157 If a client sends unmasked data, the server must close the connection. It’s the law.
158
159 ### Why the Bitwise Mess? (Endianness)
160
161 In the code below, you’ll see things like `payload_length >> 56`. This is because network protocol headers use **Big-Endian** (most significant byte first). If your computer is Little-Endian (most are), you have to manually shift bits into the right order so the wire sees them correctly.
162
163 ---
164
165 ## Sending a Frame (Client Side)
166
167 Here is how we construct a frame to send data to the server.
168
169 ```c
170 uint8 frame[14];
171 size_t frame_len = 0;
172
173 // Byte 0: FIN bit (0x80) and Opcode
174 frame[0] = (fin ? 0x80 : 0x00) | (opcode & 0x0F);
175 frame_len++;
176
177 // Generate a 4-byte mask key
178 uint8 mask_key[4];
179 for (int i = 0; i < 4; i++)
180 mask_key[i] = (uint8)(rand() % 256);
181
182 // Byte 1+: Payload Length logic
183 if (payload_length < 126) {
184 frame[1] = 0x80 | (uint8)payload_length; // 0x80 sets the MASK bit
185 frame_len++;
186 } else if (payload_length <= 65535) {
187 frame[1] = 0x80 | 126;
188 frame[2] = (uint8)((payload_length >> 8) & 0xFF);
189 frame[3] = (uint8)(payload_length & 0xFF);
190 frame_len += 3;
191 } else {
192 frame[1] = 0x80 | 127;
193 for (int i = 0; i < 8; i++)
194 frame[2 + i] = (uint8)((payload_length >> (56 - i * 8)) & 0xFF);
195 frame_len += 9;
196 }
197
198 // Attach the mask key
199 memcpy(frame + frame_len, mask_key, 4);
200 frame_len += 4;
201
202 ```
203
204 To actually send the data, you XOR every byte with the mask:
205
206 ```c
207 for (size_t i = 0; i < length; i++)
208 data[i] ^= mask_key[i % 4];
209
210 ```
211
212 ---
213
214 ## Receiving a Frame (Server Side)
215
216 On the server side, we have to do the reverse.
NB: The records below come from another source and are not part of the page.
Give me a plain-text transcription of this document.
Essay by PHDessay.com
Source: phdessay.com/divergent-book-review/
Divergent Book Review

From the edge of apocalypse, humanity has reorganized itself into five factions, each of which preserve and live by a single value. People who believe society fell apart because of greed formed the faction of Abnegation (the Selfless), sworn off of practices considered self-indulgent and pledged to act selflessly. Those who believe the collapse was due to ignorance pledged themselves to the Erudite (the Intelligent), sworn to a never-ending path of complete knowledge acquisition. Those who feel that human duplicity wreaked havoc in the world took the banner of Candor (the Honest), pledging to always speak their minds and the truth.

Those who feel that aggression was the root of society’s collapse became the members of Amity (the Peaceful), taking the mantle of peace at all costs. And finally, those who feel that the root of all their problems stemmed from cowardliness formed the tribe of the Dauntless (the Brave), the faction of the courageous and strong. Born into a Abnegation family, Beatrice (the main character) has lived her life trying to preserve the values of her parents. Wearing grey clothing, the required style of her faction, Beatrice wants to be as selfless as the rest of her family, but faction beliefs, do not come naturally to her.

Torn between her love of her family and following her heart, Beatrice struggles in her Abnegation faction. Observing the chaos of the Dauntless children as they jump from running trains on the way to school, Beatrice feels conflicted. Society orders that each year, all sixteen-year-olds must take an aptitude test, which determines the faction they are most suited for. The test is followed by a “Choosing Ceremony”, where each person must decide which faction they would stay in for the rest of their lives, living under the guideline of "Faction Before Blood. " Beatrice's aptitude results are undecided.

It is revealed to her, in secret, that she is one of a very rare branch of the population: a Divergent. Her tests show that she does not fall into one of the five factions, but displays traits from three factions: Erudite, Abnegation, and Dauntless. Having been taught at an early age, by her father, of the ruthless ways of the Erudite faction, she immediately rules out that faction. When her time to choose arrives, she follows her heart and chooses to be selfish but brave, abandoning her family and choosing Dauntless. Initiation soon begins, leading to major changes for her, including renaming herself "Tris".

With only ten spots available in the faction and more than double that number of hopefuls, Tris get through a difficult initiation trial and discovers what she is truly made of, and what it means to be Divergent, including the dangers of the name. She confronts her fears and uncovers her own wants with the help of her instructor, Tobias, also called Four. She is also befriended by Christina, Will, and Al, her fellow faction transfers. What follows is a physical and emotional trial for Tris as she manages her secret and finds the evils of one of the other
We peel the onion layer by layer.
217
218 #### 1. Parse the Header
219
220 We check the first two bytes to see how big the payload is and if it's masked.
221
222 ```c
223 uint8 *buf = p_conn->p_handle->read_buffer;
224 uint8 byte1 = buf[0];
225 uint8 byte2 = buf[1];
226
227 boolean fin = (byte1 & 0x80) != 0;
228 Seobeo_WebSocket_Opcode opcode = (Seobeo_WebSocket_Opcode)(byte1 & 0x0F);
229 boolean masked = (byte2 & 0x80) != 0;
230 uint64 payload_len = byte2 & 0x7F;
231
232 size_t header_len = 2;
233
234 ```
235
236 #### 2. Handle Extended Lengths
237
238 If the length is 126 or 127, it means the actual size is hidden in the next 2 or 8 bytes.
239
240 ```c
241 if (payload_len == 126) {
242 payload_len = (buf[2] << 8) | buf[3];
243 header_len += 2;
244 } else if (payload_len == 127) {
245 payload_len = 0;
246 for (int i = 0; i < 8; i++)
247 payload_len = (payload_len << 8) | buf[2 + i];
248 header_len += 8;
249 }
250
251 ```
252
253 #### 3. Unmask the Payload
254
255 If the data is masked (and it should be if it's from a client), we use that 4-byte key to flip the bits back to normal.
256
257 ```c
258 uint8 mask_key[4] = {0};
259 if (masked) {
260 memcpy(mask_key, buf + header_len, 4);
261 header_len += 4;
262 }
263
264 uint8 *payload = malloc(payload_len);
265 memcpy(payload, buf + header_len, payload_len);
266
267 if (masked)
268 Seobeo_WebSocket_Unmask_Data(payload, payload_len, mask_key);
269
270 ```
271
272 ---
273
274 ## Conclusion
275
276 That’s it. That is WebSockets in a nutshell. Once you handle the bit-shifting for the length and the XOR masking, you’re just reading and writing to a socket like any other protocol.
277
278 You can test my implementation at `mrjunejune.com/talk`. Open two tabs and talk to yourself—it’s a great way to verify your frames are flying correctly.